The Siam Philharmonic Orchestra was founded in 2002 in Bangkok, Thailand, under the name "Mifa Sinfonietta". At that time it was a small chamber ensemble devoted to bringing the discipline of the classical style to Thailand's classical musicians. It performed mostly the works of Mozart and Haydn. In 2003, the orchestra gained its autonomy from MIFA, the music academy where it was born, and was renamed the Bangkok Sinfonietta. However, later, in 2004, it became clear that the orchestra was no longer a sinfonietta since it was now performing large-scale orchestral works by Brahms and Mahler; to reflect this expansion in repertoire, it assumed the name Siam Philharmonic Orchestra.

The Siam Philharmonic Orchestra is the resident orchestra of Opera Siam, formerly under the royal patronage of Princess Galyani Vadhana. The current artistic director is S.P. Somtow, guest conductors have included Leo Phillips and Linda Cummings. The current resident conductor is Trisdee na Patalung.
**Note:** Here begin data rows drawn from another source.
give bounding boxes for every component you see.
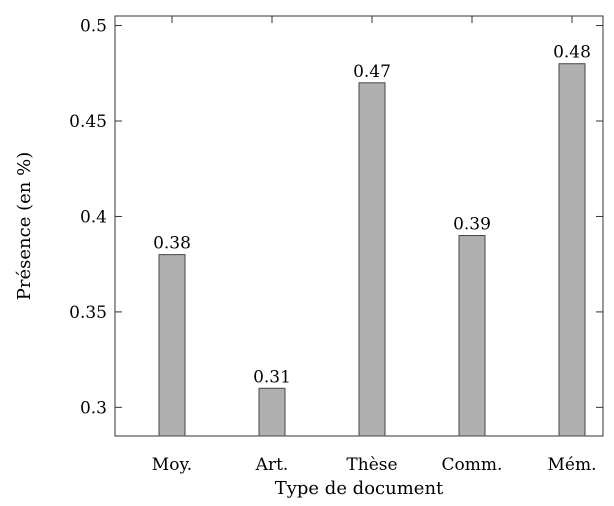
x-tick-label: Comm. bbox=[442, 455, 503, 475]
data-label: 0.48 bbox=[553, 43, 591, 63]
bar bbox=[458, 235, 486, 437]
data-label: 0.31 bbox=[253, 367, 291, 387]
data-label: 0.38 bbox=[153, 234, 191, 254]
x-tick-label: Mém. bbox=[548, 455, 597, 475]
x-tick-label: Art. bbox=[255, 455, 289, 475]
y-tick-label: 0.5 bbox=[80, 17, 107, 37]
data-label: 0.47 bbox=[353, 62, 391, 82]
data-labels-group: 0.38 0.31 0.47 0.39 0.48 bbox=[153, 43, 591, 388]
x-tick-label: Thèse bbox=[346, 455, 397, 475]
y-tick-label: 0.45 bbox=[69, 112, 107, 132]
y-tick-label: 0.4 bbox=[80, 207, 107, 227]
bar bbox=[258, 387, 286, 437]
bar bbox=[358, 82, 386, 437]
bar bbox=[558, 63, 586, 437]
y-axis: 0.3 0.35 0.4 0.45 0.5 bbox=[69, 17, 603, 418]
data-label: 0.39 bbox=[453, 215, 491, 235]
x-axis-label: Type de document bbox=[275, 478, 444, 499]
y-tick-label: 0.35 bbox=[69, 303, 107, 323]
bar bbox=[158, 254, 186, 437]
bars-group bbox=[158, 63, 586, 437]
x-tick-label: Moy. bbox=[152, 455, 192, 475]
y-axis-label: Présence (en %) bbox=[14, 152, 35, 300]
y-tick-label: 0.3 bbox=[80, 398, 107, 418]
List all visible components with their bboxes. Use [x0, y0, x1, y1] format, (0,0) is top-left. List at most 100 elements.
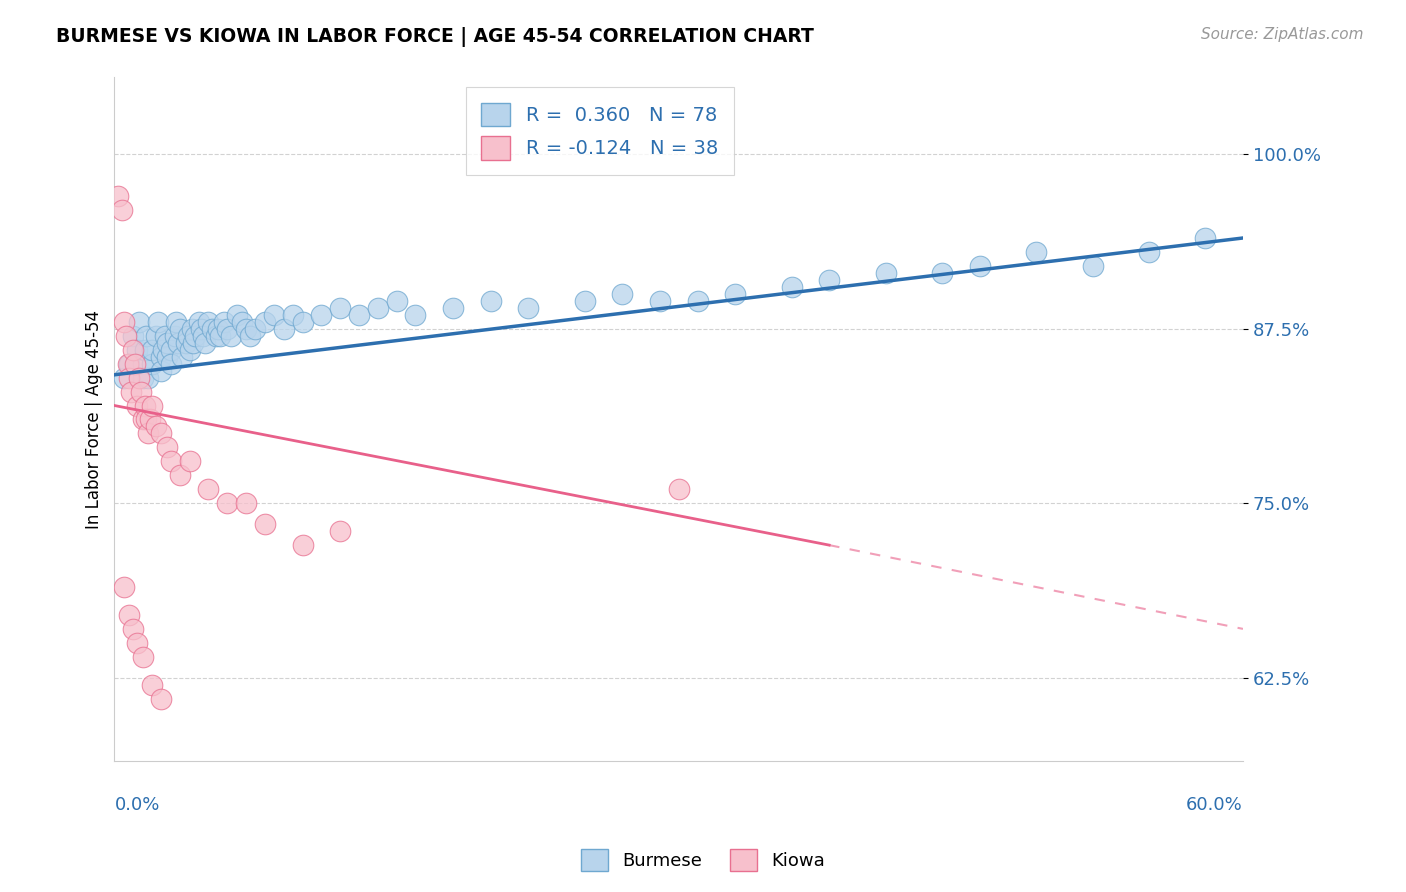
Point — [612, 286, 634, 301]
Point — [404, 308, 426, 322]
Point — [724, 286, 747, 301]
Point — [329, 301, 352, 315]
Point — [184, 328, 207, 343]
Point — [145, 419, 167, 434]
Point — [253, 315, 276, 329]
Point — [134, 343, 156, 357]
Point — [146, 315, 169, 329]
Point — [118, 357, 141, 371]
Point — [969, 259, 991, 273]
Point — [112, 370, 135, 384]
Point — [235, 322, 257, 336]
Point — [129, 384, 152, 399]
Point — [160, 357, 183, 371]
Text: Source: ZipAtlas.com: Source: ZipAtlas.com — [1201, 27, 1364, 42]
Point — [1194, 231, 1216, 245]
Point — [136, 426, 159, 441]
Point — [329, 524, 352, 538]
Point — [311, 308, 333, 322]
Point — [931, 266, 953, 280]
Point — [517, 301, 540, 315]
Point — [780, 280, 803, 294]
Point — [574, 293, 596, 308]
Point — [141, 399, 163, 413]
Point — [273, 322, 295, 336]
Legend: Burmese, Kiowa: Burmese, Kiowa — [574, 842, 832, 879]
Point — [131, 357, 153, 371]
Point — [131, 412, 153, 426]
Point — [225, 308, 247, 322]
Point — [197, 483, 219, 497]
Point — [114, 328, 136, 343]
Y-axis label: In Labor Force | Age 45-54: In Labor Force | Age 45-54 — [86, 310, 103, 529]
Point — [217, 496, 239, 510]
Point — [183, 335, 205, 350]
Point — [1137, 244, 1160, 259]
Point — [156, 350, 179, 364]
Point — [281, 308, 304, 322]
Point — [818, 273, 841, 287]
Point — [239, 328, 262, 343]
Point — [194, 335, 217, 350]
Point — [875, 266, 897, 280]
Text: 0.0%: 0.0% — [114, 797, 160, 814]
Point — [169, 322, 191, 336]
Point — [125, 343, 148, 357]
Point — [205, 328, 228, 343]
Point — [479, 293, 502, 308]
Point — [131, 370, 153, 384]
Point — [166, 315, 188, 329]
Point — [191, 328, 214, 343]
Point — [291, 538, 314, 552]
Point — [668, 483, 690, 497]
Point — [125, 636, 148, 650]
Point — [441, 301, 464, 315]
Point — [167, 335, 190, 350]
Point — [1025, 244, 1047, 259]
Point — [125, 399, 148, 413]
Point — [174, 335, 197, 350]
Point — [145, 328, 167, 343]
Point — [122, 622, 145, 636]
Point — [291, 315, 314, 329]
Point — [686, 293, 709, 308]
Point — [367, 301, 389, 315]
Point — [112, 580, 135, 594]
Point — [231, 315, 253, 329]
Point — [197, 315, 219, 329]
Text: BURMESE VS KIOWA IN LABOR FORCE | AGE 45-54 CORRELATION CHART: BURMESE VS KIOWA IN LABOR FORCE | AGE 45… — [56, 27, 814, 46]
Point — [188, 315, 211, 329]
Point — [177, 328, 200, 343]
Point — [131, 649, 153, 664]
Point — [201, 322, 224, 336]
Point — [111, 202, 134, 217]
Point — [153, 328, 176, 343]
Point — [208, 328, 231, 343]
Point — [263, 308, 285, 322]
Point — [150, 691, 173, 706]
Point — [136, 370, 159, 384]
Point — [152, 343, 174, 357]
Point — [150, 363, 173, 377]
Point — [107, 189, 129, 203]
Point — [180, 322, 202, 336]
Point — [172, 350, 194, 364]
Point — [212, 315, 235, 329]
Point — [160, 454, 183, 468]
Point — [120, 384, 142, 399]
Point — [128, 370, 150, 384]
Point — [134, 399, 156, 413]
Point — [139, 412, 162, 426]
Point — [135, 412, 157, 426]
Point — [169, 468, 191, 483]
Point — [141, 343, 163, 357]
Text: 60.0%: 60.0% — [1187, 797, 1243, 814]
Point — [122, 328, 145, 343]
Legend: R =  0.360   N = 78, R = -0.124   N = 38: R = 0.360 N = 78, R = -0.124 N = 38 — [465, 87, 734, 176]
Point — [141, 678, 163, 692]
Point — [150, 350, 173, 364]
Point — [118, 607, 141, 622]
Point — [124, 357, 146, 371]
Point — [135, 328, 157, 343]
Point — [128, 315, 150, 329]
The orchestra regularly performs at the Thailand Cultural Centre.

The Siam Philharmonic Orchestra's recording of Richard Strauss's Four Last Songs, with soprano Nancy Yuen, appears under the Orchid label. It received second place in the independent JPF Awards in the opera category in 2006.

In 2009 it began an initiative to perform the complete Mahler symphonies.